President Obama has spent just under $2 million attempting to secure privacy on this issue, as well as his school records and even his Senate voting records. Now, what caught my eye was that the Hawaiian politician being interviewed believes Obama is "fibbing." "Fibbing" is a euphemism for lying. The Online Dictionary defines it as "an insignificant, childish lie," and they believe that the word was drawn from the word "fable," meaning "nonsense." It is also defined as "trivial." Every definition that I saw defined fibbing as a lie. That is reality. A fib is a lie, but it's much easier to take.
Two days later, a new story hit the wire regarding a local North Carolina state politician named James Black. Mr.

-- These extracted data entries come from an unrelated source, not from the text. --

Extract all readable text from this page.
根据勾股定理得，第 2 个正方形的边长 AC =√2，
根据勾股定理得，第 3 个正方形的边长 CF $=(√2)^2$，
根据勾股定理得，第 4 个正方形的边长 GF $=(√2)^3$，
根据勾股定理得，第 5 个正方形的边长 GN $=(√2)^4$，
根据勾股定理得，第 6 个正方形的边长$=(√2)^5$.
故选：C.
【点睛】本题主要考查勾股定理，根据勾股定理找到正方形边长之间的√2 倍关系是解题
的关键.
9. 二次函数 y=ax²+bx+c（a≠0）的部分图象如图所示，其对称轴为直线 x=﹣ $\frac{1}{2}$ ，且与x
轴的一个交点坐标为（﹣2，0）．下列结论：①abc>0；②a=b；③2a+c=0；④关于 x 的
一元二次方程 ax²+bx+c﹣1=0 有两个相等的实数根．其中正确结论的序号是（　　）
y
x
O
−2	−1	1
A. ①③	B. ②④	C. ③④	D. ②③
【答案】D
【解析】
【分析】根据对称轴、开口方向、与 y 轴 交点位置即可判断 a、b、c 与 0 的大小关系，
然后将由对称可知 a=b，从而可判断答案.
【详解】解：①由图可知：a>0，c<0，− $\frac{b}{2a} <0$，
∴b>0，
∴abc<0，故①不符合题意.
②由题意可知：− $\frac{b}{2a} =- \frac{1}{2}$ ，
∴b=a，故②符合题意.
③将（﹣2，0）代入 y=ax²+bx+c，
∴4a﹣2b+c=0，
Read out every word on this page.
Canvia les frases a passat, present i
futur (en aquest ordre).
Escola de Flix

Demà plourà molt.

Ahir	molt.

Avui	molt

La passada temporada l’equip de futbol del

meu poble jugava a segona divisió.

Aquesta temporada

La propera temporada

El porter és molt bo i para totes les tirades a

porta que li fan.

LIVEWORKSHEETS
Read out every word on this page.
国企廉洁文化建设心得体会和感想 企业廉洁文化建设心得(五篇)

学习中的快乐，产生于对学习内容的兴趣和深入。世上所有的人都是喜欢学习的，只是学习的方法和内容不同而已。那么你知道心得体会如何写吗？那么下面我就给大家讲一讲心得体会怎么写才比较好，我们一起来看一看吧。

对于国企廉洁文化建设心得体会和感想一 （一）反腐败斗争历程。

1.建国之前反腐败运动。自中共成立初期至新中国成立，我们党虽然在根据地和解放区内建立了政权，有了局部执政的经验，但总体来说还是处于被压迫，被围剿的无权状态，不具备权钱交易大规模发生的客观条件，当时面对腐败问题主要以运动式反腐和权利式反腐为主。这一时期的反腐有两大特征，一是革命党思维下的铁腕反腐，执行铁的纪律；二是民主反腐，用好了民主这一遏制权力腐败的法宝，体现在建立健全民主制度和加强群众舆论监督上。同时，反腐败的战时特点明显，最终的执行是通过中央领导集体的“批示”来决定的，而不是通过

Black rose to become Democratic speaker of the House of North Carolina, and he had a reputation for being a real wheeler-dealer. However, he was also adept at taking bribes in order to get things done. He was prosecuted, convicted, and was in jail until the day that he was interviewed. During the interview, he denied stealing; instead, he said, he just "stepped out of line." Therein lies another euphemism.
This proclivity to soften things, especially those things concerning our evaluation of ourselves, has serious ramifications in relation to God and especially so at this time of year. The reality of sin within ourselves must not be softened, or we may never overcome it. "It's trivial. It's nothing. It's just a little thing. It doesn't matter."
Matthew 5:37 But let your ‘Yes’ be ‘Yes,’ and your ‘No,’ ‘No.’ For whatever is more than these is from the evil one.
In direct contact. Can we see what is happening when this principle is violated in regard to our own personal integrity? "The heart is deceitful above all things and is desperately wicked," God says. "Who can know it?" We are equivocating regarding sin in us and denying our sins' sinfulness when we equivocate this way. When this happens, we soften it with a euphemism, a justification has begun, planted by the evil one to excuse ourselves. "Oh, my sins aren't bad. After all, they are just trivial, insignificant little ones." In this case, a euphemism can be deadly, for because of them Christ died, and perhaps in the future, they might claim our life, too, unless we face up to the reality.